Without J.D. Edwards, PeopleSoft lagged in 2003

Excluding revenue gained from a large acquisition, PeopleSoft's software license revenue declined by more than 20 percent last year compared with 2002.

Excluding revenue gained from a large acquisition, PeopleSoft's software license revenue declined by more than 20 percent last year compared with 2002, the company has disclosed in a regulatory filing.

The revelation supports rival Oracle's claims that PeopleSoft's sales have declined more sharply than those of its other competitors. Oracle is pursuing a hostile $9.4 billion acquisition of PeopleSoft and now faces a court battle to prove the proposed merger would not harm competition, as federal regulators have charged.

With last week's filing, PeopleSoft reported for the first time that its purchase last year of J.D. Edwards contributed $114.9 million in license fees to its 2003 revenue. Previously, the company had lumped revenue from J.D. Edwards and the rest of its software business together, obscuring the financial picture of the separate units.

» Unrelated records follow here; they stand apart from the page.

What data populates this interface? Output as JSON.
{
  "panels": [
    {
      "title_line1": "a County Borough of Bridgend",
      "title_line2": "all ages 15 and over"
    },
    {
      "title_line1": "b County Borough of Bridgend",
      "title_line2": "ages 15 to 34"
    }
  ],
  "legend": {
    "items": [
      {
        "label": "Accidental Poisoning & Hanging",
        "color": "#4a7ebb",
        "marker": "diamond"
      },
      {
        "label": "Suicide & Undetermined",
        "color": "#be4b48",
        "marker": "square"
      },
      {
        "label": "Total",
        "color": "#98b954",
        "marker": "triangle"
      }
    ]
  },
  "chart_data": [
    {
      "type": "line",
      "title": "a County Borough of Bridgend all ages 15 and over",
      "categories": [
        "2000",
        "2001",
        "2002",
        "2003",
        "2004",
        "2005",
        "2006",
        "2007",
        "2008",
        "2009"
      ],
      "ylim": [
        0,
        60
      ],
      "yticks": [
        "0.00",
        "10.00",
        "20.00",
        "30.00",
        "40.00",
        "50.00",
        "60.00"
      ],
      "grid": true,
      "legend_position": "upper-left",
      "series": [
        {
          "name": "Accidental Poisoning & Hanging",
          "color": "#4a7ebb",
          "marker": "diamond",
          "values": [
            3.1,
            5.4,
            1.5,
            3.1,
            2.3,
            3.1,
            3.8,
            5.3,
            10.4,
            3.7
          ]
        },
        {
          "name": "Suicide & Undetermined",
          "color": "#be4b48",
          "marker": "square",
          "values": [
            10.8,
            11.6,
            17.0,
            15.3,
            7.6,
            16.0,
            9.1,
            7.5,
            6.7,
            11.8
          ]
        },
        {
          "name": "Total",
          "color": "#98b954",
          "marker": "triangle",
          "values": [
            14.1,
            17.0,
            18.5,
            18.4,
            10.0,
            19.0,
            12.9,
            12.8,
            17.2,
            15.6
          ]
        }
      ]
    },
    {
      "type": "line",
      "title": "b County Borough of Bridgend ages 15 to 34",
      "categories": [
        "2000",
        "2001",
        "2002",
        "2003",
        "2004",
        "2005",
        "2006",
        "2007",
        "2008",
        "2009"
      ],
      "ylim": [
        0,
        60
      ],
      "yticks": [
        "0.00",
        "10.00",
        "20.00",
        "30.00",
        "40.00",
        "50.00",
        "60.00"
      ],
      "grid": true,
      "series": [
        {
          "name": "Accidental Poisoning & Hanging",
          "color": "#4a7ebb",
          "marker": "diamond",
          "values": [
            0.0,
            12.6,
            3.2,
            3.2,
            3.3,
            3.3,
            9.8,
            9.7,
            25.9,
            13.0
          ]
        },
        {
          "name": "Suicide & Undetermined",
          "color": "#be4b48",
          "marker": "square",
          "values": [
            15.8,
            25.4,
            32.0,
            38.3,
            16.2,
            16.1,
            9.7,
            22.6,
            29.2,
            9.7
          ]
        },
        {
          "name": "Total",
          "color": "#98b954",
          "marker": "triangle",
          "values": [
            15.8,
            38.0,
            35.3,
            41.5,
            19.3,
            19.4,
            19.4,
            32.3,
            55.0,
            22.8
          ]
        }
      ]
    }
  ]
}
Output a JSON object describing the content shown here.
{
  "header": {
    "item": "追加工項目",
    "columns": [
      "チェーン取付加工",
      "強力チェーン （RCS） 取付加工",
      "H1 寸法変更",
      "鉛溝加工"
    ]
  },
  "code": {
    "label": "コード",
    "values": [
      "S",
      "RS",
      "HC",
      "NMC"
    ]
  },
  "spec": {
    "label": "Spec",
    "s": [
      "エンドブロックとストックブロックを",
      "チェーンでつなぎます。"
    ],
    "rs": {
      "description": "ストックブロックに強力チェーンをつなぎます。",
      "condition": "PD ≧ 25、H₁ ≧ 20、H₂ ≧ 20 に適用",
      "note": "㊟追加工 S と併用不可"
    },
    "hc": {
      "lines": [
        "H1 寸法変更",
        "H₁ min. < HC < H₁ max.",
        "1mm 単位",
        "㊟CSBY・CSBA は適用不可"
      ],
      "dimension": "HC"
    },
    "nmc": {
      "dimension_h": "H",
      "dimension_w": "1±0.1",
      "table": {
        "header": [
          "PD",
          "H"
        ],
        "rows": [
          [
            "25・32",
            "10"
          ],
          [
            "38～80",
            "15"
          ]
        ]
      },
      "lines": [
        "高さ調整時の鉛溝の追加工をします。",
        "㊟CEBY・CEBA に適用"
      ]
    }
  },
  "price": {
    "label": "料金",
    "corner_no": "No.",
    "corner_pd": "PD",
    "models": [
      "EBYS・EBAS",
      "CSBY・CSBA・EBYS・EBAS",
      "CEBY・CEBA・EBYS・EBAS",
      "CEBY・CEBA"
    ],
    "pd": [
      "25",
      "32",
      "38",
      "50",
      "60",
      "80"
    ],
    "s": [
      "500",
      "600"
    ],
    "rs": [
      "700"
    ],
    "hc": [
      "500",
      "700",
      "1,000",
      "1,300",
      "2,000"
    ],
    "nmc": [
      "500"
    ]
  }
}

License fees at Oracle and SAP, PeopleSoft's two closest competitors, also declined in 2003, but not as much. SAP's license revenue declined 6 percent in 2003. Oracle, which ends its fiscal year on May 31, reported a 14 percent slide in application license fees in 2003. But in the six months of June through December, Oracle's applications license revenue grew by 11 percent.

In the enterprise software industry, license fees indicate how well a company's core products are selling, and they are regarded among Wall Street analysts as a key indicator of financial health.

PeopleSoft completed its purchase of J.D. Edwards on July 18. The acquisition helped the Pleasanton, Calif.-based company leapfrog Oracle to become the No. 2 business applications company in the world behind Germany's SAP.

PeopleSoft blames the drop in 2003 license revenue on disruptions caused by the U.S.-led invasion of Iraq last year and slack software spending by government agencies, a traditional stronghold for the company. PeopleSoft executive have also blamed Oracle for falling sales, claiming that the hostile bid has scared away some potential customers.